During a press conference to promote updating Illinois’ telecommunications laws, Illinois Chamber of Commerce President and CEO Todd Maisch says current state regulations mandate telecommunications companies like AT&T invest up to 30 percent of their infrastructure capital in outdated rotary phone technology.
“It’s not going to be necessarily that expensive essentially to just be able to allow AT&T to have full flexibility to allocate the entire amount. So I think what you’re gonna see is, it’s not an investment, it’s money diverted here being now being spent in a much more effective way for the economy.”
AT&T Illinois President Paul La Schiazza says that the telecommunications company wants to utilize infrastructure capital to it’s fullest extent instead of investing in old, out of date technology that very few people still use or even want.
“In the end, and I think everyone in this room recognizes this, capital is a scarce resource. It can either be applied to a use that drives economic growth, or it can be wasted.”
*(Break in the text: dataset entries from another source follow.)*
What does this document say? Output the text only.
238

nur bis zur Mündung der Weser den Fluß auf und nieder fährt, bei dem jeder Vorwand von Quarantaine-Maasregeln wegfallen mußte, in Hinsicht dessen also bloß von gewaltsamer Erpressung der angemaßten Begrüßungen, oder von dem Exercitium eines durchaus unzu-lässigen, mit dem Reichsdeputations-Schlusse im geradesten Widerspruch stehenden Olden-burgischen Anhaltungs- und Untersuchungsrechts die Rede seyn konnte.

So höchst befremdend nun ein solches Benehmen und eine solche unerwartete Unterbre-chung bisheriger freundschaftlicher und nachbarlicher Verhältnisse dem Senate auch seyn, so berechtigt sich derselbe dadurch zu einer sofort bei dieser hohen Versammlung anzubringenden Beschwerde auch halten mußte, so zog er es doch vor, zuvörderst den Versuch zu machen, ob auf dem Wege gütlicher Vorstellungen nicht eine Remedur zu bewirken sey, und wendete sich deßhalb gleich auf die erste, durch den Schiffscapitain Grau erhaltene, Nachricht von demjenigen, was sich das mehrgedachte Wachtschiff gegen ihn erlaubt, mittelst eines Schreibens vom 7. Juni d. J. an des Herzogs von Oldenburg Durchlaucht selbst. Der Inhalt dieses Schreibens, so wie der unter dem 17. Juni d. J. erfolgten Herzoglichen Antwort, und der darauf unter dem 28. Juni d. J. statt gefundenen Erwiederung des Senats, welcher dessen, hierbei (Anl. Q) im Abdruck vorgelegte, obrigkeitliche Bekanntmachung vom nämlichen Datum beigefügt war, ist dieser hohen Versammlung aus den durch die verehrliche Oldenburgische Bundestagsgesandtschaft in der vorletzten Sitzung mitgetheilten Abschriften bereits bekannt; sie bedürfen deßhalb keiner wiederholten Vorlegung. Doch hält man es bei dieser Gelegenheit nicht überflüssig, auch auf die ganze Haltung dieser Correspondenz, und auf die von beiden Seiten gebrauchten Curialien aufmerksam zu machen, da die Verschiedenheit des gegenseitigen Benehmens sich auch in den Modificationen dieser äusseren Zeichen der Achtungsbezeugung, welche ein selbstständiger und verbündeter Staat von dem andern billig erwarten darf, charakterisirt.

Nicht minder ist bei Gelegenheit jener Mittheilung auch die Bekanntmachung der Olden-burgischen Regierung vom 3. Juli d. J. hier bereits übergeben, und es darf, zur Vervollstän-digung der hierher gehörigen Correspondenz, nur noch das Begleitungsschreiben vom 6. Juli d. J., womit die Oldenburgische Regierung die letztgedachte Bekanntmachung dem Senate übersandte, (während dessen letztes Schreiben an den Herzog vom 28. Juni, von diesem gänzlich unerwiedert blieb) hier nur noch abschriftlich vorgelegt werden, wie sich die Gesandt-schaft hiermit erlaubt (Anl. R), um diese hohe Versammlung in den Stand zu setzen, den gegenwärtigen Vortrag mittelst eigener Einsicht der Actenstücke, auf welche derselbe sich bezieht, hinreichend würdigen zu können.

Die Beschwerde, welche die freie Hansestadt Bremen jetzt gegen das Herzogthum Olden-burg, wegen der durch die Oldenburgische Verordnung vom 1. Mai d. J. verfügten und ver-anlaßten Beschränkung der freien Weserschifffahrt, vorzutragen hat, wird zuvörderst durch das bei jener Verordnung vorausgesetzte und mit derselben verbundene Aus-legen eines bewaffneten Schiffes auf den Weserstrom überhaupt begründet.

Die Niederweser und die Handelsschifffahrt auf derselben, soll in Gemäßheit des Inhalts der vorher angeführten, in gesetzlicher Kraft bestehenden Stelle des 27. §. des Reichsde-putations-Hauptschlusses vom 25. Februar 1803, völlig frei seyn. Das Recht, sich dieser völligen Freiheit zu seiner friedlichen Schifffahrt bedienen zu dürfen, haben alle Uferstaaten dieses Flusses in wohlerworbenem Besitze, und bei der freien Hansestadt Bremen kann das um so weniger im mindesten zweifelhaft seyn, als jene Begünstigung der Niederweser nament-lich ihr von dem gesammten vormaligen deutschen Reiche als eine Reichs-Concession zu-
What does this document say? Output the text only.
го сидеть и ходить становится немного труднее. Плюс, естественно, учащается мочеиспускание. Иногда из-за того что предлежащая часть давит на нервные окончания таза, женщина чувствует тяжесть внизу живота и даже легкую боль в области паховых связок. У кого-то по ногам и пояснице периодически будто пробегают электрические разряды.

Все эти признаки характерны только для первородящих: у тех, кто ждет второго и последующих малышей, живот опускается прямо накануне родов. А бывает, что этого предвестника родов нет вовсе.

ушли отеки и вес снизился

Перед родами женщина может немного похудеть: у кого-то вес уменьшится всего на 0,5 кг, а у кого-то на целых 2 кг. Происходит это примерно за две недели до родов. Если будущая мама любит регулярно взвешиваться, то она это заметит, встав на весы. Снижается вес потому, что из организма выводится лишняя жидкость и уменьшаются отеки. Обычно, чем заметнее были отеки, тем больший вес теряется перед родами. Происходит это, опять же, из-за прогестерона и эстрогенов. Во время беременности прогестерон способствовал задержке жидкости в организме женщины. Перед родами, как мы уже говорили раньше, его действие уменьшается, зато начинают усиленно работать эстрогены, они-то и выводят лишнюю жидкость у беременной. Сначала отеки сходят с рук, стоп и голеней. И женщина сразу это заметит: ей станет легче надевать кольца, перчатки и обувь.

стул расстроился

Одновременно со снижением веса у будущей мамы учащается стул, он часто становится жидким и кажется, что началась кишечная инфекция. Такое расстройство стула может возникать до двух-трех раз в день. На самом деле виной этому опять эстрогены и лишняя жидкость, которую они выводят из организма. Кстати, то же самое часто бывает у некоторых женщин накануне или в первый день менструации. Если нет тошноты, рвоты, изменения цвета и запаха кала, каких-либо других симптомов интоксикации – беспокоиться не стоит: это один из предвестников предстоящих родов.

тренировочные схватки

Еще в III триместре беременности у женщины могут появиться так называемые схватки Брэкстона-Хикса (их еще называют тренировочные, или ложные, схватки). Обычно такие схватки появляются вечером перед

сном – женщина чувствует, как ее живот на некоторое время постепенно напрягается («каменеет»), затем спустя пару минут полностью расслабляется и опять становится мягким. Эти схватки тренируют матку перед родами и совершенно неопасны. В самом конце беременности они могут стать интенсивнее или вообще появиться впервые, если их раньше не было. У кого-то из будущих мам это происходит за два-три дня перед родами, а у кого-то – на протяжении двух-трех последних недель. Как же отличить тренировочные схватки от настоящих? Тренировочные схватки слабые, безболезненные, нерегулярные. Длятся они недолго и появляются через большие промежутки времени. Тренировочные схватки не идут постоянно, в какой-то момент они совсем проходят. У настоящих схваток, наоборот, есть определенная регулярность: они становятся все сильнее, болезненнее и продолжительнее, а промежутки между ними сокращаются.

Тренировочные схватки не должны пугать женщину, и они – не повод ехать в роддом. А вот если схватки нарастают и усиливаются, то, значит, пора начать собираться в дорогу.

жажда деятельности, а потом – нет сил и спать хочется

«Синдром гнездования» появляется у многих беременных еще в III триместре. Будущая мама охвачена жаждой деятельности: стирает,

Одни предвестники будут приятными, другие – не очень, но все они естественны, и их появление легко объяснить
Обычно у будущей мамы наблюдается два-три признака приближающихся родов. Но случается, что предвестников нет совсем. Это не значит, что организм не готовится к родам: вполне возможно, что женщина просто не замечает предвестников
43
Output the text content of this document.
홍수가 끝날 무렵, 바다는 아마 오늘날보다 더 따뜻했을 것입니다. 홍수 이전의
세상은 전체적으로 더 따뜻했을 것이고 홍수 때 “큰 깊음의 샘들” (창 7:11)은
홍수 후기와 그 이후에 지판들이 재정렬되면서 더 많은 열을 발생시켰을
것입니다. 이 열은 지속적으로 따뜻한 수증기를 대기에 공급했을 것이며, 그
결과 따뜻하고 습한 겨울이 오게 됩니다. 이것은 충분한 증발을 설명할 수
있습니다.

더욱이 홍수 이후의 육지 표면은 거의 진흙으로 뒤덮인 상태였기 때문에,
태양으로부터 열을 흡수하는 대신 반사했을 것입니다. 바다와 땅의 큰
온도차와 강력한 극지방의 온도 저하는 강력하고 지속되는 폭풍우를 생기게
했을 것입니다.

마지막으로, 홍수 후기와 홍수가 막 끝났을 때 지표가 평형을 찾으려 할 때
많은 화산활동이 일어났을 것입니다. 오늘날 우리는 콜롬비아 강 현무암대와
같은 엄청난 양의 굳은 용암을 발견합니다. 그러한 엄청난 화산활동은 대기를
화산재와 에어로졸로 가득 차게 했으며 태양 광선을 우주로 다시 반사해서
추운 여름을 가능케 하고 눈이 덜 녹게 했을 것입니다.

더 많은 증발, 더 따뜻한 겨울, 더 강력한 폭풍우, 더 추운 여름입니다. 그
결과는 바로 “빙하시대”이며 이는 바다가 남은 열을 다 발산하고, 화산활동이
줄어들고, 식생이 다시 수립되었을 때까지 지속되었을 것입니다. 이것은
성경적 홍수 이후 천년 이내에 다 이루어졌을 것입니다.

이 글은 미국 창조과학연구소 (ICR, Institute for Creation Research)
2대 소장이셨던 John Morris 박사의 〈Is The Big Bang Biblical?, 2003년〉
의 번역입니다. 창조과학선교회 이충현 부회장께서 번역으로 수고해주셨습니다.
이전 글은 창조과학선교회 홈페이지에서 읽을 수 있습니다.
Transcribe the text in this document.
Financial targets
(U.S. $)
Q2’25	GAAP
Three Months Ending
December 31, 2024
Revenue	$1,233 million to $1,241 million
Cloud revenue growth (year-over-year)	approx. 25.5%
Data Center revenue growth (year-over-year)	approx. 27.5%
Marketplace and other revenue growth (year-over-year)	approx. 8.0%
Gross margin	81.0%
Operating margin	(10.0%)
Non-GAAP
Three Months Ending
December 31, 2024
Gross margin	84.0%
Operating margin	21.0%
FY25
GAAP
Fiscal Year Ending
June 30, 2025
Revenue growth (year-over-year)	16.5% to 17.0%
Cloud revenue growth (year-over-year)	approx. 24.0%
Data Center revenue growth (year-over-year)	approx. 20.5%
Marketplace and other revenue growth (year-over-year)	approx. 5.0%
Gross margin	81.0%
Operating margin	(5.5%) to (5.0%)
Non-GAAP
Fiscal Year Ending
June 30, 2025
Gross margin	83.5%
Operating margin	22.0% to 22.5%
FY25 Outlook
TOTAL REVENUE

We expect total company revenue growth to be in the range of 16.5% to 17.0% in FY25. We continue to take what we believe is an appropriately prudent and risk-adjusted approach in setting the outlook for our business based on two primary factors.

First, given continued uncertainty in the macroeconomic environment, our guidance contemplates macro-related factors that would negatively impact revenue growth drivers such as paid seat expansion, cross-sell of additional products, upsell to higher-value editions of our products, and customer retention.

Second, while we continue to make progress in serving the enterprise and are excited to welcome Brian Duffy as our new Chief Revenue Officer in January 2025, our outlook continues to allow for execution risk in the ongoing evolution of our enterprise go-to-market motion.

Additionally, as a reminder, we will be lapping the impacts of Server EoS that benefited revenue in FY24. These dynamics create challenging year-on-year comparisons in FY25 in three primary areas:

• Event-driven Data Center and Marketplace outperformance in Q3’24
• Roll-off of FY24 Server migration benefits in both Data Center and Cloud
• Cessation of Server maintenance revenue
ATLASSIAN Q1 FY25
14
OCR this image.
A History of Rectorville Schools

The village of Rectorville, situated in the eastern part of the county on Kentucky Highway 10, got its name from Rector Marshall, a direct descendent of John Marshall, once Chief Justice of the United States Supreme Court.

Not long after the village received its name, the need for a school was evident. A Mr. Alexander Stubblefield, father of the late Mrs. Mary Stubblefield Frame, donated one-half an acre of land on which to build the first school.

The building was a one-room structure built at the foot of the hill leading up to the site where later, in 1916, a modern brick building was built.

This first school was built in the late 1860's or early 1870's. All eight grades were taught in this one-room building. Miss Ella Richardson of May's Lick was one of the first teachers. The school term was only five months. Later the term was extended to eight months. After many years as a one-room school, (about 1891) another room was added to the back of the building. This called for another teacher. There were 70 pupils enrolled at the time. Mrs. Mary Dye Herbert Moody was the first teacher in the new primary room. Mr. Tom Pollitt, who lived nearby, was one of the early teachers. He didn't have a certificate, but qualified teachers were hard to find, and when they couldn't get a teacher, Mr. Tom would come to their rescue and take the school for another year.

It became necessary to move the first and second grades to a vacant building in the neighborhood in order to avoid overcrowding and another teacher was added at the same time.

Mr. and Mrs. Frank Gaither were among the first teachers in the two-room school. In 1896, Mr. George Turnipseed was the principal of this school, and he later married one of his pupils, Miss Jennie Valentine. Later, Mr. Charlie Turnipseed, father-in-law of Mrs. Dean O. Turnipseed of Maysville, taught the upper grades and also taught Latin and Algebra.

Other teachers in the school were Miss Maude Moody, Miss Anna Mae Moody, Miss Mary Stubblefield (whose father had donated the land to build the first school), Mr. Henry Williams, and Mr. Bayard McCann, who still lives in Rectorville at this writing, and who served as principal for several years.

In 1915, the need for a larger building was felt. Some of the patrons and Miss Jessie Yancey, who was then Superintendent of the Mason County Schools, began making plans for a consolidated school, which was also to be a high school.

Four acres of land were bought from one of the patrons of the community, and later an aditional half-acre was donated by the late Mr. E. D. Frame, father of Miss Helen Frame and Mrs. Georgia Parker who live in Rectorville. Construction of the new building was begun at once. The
La Shiazza says it makes no sense that AT&T has to invest in old technology and Illinois is missing out on businesses investing in other states that have more updated regulations.
The coalition consisting of the Illinois Chamber of Commerce, the Chicago Urban League, Illinois Retail Merchants Association and several others says they support a policy that ensures home phone service for all consumers and businesses through modern landline and wireless technology that will attract private investment in broadband networks.
They also say laws need to be updated to help spur investment and jobs without requiring tax dollars.
The group says they are working with various lawmakers to produce a measure that will update the state’s regulations.